I shake my head. “No, I did that.”

“Just like you made Tate Rushmire respect you. I know what the two of you were up to last night.”

Hot anger boils through me. This man isn’t worth it. The job either. I don’t owe them anything else. I shove past him and get into the car.

They send me home in coach. And although there are plenty of direct flights into Orlando, they also saddle me with the biggest layover of my life—six hours in Charlotte. There’s exactly nothing to do in the Charlotte airport, which I’m sure the GM knows.

The team was quick to lock me out of my accounts, so I have no way of contacting Tate except as Not Mal, who he hasn’t texted since our date last night. Either he’s put things together and figured out who I am or he’s giving her space for that project that needs tweaking. I pray it’s the latter.

Last night, it really was tweaking. I had a plan to tell Tate when I went over to his house. Now, I’m sure he doesn’t want to see me. The project needs a complete overhaul. I dwell on the task ahead for far too long, almost missing the flight to Orlando.

I start by going live on my feed and outing myself for the world, although several news outlets have already done their due diligence. But they don’t know the true story.

Not until now.

“Hey, Osprey Informants. It’s me, Liana. I’m sure you’ve already seen all the hot takes. Maybe you’ve come here expecting another. I’m just not sure I’m ready for that.

“The truth is I started this account because, like a lot of women, I was harassed at work by someone with power. The whole thing got swept under the rug. In fact, it was kind of my job to do the sweeping. I resented that, but I allowed it to happen.

“Then someone contacted me. She’d been through the same kind of hell I had. And I knew if I told my boss, he’d just ask me to sweep some more. I couldn’t do that.

“I don’t hate the Orlando Ospreys. I don’t hate football players. At least not anymore.

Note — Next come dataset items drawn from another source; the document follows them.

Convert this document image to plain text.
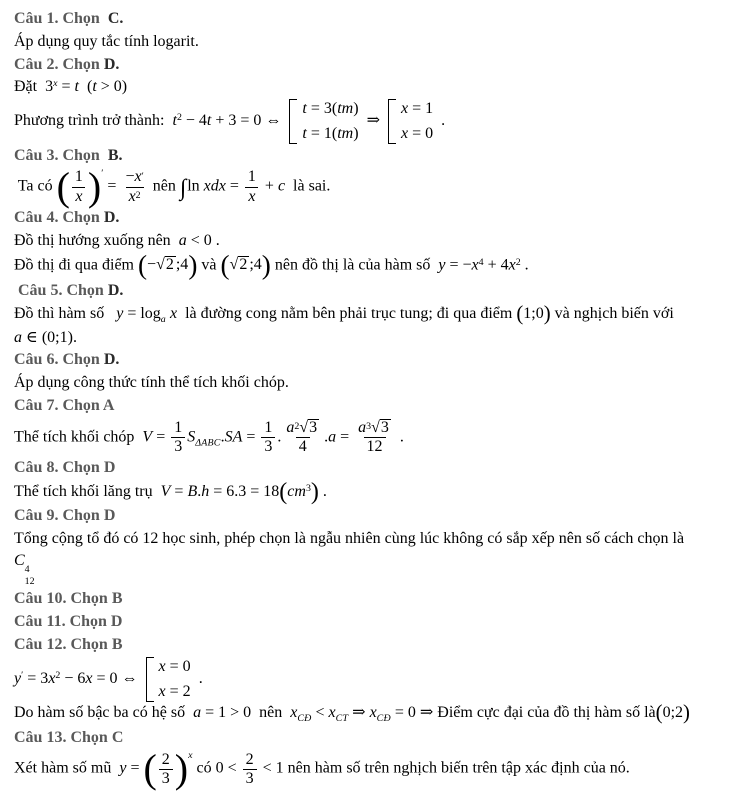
Câu 1. Chọn  C.
Áp dụng quy tắc tính logarit.
Câu 2. Chọn D.
Đặt  3x = t  (t > 0)
Phương trình trở thành:  t2 − 4t + 3 = 0 ⇔
t = 3(tm)
t = 1(tm)
⇒
x = 1
x = 0
.
Câu 3. Chọn  B.
Ta có ( $\frac{1}{x}$ ) ′ = $\frac{-x'}{x2}$ nên ∫ln xdx = $\frac{1}{x} + c$  là sai.
Câu 4. Chọn D.
Đồ thị hướng xuống nên  a < 0 .
Đồ thị đi qua điểm ( −√2 ;4 ) và ( √2 ;4 ) nên đồ thị là của hàm số  y = −x4 + 4x2 .
Câu 5. Chọn D.
Đồ thì hàm số   $y = \log_a x$  là đường cong nằm bên phải trục tung; đi qua điểm ( 1;0 ) và nghịch biến với
a ∈ (0;1).
Câu 6. Chọn D.
Áp dụng công thức tính thể tích khối chóp.
Câu 7. Chọn A
Thể tích khối chóp  $V = \frac{1}{3} S_{\Delta ABC}.SA = \frac{1}{3}$ . $\frac{a2√3}{4} .a = \frac{a3√3}{12}$ .
Câu 8. Chọn D
Thể tích khối lăng trụ  V = B.h = 6.3 = 18 ( cm3 ) .
Câu 9. Chọn D
Tổng cộng tổ đó có 12 học sinh, phép chọn là ngẫu nhiên cùng lúc không có sắp xếp nên số cách chọn là
C
4
12
Câu 10. Chọn B
Câu 11. Chọn D
Câu 12. Chọn B
y′ = 3x2 − 6x = 0 ⇔
x = 0
x = 2
.
Do hàm số bậc ba có hệ số  a = 1 > 0  nên  $x_{CĐ} < x_{CT}$ ⇒ $x_{CĐ} = 0$ ⇒ Điểm cực đại của đồ thị hàm số là ( 0;2 )
Câu 13. Chọn C
Xét hàm số mũ  y = ( $\frac{2}{3}$ ) x có $0 < \frac{2}{3} < 1$ nên hàm số trên nghịch biến trên tập xác định của nó.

But I do hate it when people who have the power to impart change don’t.

“I’m not shutting down this account. Because I still have some power. It’s time I go to the mattresses…

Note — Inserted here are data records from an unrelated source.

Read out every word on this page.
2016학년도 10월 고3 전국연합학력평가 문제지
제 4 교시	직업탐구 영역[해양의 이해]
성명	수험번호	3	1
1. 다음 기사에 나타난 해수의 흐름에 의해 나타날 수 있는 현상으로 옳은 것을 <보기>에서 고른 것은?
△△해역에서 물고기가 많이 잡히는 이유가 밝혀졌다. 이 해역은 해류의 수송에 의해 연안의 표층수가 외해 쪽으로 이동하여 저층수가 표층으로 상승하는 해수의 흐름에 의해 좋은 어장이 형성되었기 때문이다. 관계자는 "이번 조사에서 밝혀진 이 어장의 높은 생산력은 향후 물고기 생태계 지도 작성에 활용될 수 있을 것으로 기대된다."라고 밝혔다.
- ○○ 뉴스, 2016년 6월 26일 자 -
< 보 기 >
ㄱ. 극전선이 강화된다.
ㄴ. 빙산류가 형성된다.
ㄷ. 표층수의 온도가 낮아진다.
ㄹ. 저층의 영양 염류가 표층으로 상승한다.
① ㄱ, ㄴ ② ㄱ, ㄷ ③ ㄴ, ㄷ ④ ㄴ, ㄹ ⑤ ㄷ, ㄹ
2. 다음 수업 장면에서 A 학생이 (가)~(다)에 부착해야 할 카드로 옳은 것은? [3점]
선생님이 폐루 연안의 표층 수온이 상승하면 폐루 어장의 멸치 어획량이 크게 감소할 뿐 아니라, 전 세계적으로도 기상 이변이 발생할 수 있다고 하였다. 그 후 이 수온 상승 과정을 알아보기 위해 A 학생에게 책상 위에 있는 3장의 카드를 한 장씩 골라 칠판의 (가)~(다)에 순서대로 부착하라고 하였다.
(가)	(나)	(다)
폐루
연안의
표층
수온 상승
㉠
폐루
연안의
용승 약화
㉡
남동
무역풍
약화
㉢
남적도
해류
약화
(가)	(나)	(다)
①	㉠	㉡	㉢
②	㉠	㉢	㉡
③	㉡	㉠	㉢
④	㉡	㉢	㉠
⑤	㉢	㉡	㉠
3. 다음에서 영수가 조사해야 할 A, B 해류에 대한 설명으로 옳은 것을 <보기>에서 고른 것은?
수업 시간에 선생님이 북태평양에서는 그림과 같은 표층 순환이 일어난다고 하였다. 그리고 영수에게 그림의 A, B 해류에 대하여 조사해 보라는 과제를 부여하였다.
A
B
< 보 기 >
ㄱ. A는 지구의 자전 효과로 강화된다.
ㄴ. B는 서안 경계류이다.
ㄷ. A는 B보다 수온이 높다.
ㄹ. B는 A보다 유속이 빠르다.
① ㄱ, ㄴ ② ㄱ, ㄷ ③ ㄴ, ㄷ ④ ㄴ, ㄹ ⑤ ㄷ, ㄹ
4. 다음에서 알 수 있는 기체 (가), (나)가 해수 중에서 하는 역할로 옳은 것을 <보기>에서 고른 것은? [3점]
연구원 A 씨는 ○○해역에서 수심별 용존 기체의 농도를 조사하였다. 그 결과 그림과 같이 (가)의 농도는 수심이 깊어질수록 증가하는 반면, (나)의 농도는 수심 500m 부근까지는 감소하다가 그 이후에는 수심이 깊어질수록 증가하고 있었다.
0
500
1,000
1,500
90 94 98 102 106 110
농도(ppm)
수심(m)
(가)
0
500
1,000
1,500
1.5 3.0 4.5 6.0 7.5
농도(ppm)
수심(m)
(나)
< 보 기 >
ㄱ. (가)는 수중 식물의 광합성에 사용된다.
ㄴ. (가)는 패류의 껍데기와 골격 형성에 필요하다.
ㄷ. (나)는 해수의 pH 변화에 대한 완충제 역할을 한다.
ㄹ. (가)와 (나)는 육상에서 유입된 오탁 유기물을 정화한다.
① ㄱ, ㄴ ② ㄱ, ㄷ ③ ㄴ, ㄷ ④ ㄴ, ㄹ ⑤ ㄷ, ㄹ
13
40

“So, for anyone who needs it, I’m here to share your stories. Together, we can impart that change.”

I know I’ve said the right things when my feed is flooded with the heart emojis. I also know better than to go check my DMs—that’s where the trolls love to hide their filth.

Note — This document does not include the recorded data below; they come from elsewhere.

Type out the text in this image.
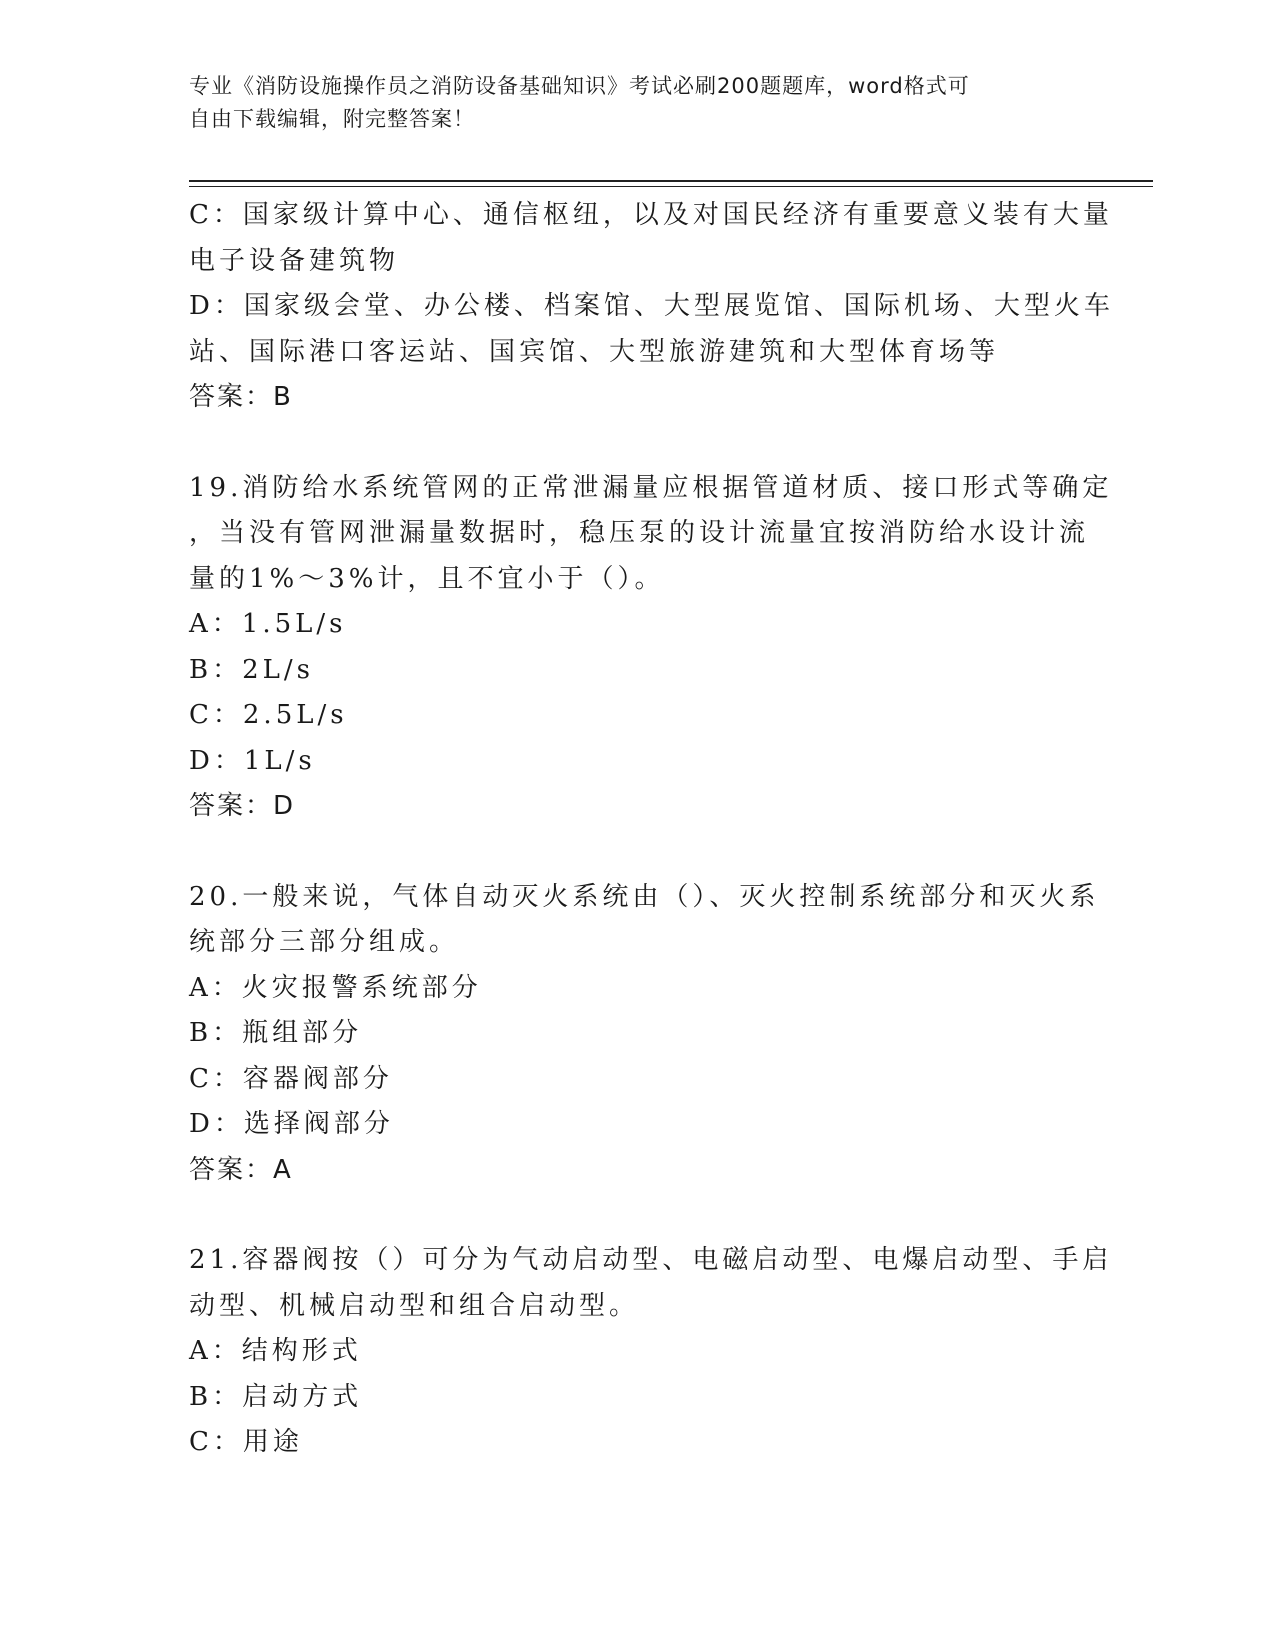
专业《消防设施操作员之消防设备基础知识》考试必刷200题题库，word格式可
自由下载编辑，附完整答案！
C：国家级计算中心、通信枢纽，以及对国民经济有重要意义装有大量
电子设备建筑物
D：国家级会堂、办公楼、档案馆、大型展览馆、国际机场、大型火车
站、国际港口客运站、国宾馆、大型旅游建筑和大型体育场等
答案：B
19.消防给水系统管网的正常泄漏量应根据管道材质、接口形式等确定
，当没有管网泄漏量数据时，稳压泵的设计流量宜按消防给水设计流
量的1%～3%计，且不宜小于（）。
A：1.5L/s
B：2L/s
C：2.5L/s
D：1L/s
答案：D
20.一般来说，气体自动灭火系统由（）、灭火控制系统部分和灭火系
统部分三部分组成。
A：火灾报警系统部分
B：瓶组部分
C：容器阀部分
D：选择阀部分
答案：A
21.容器阀按（）可分为气动启动型、电磁启动型、电爆启动型、手启
动型、机械启动型和组合启动型。
A：结构形式
B：启动方式
C：用途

I don’t know if Tate will see this. But I hope he does. And I hope he and the rest of the team can forgive me.

A little while later, my phone buzzes with a text.

Leonard

How goes the tweaking?

I’m not sure what to say. I wish I had some insight into what he was thinking.

The dots appear again.

Leonard

I could really use an ear right now.

I’m here.

Leonard

I have this friend. I was mad today. At her. At the circumstance. Then I heard her side of things.

And?

Leonard

And I don’t think I’m mad anymore. No, that’s not right. I am mad. I’m pissed. But not at her.

Yeah?

Leonard

I think I can help her… if she’ll let me.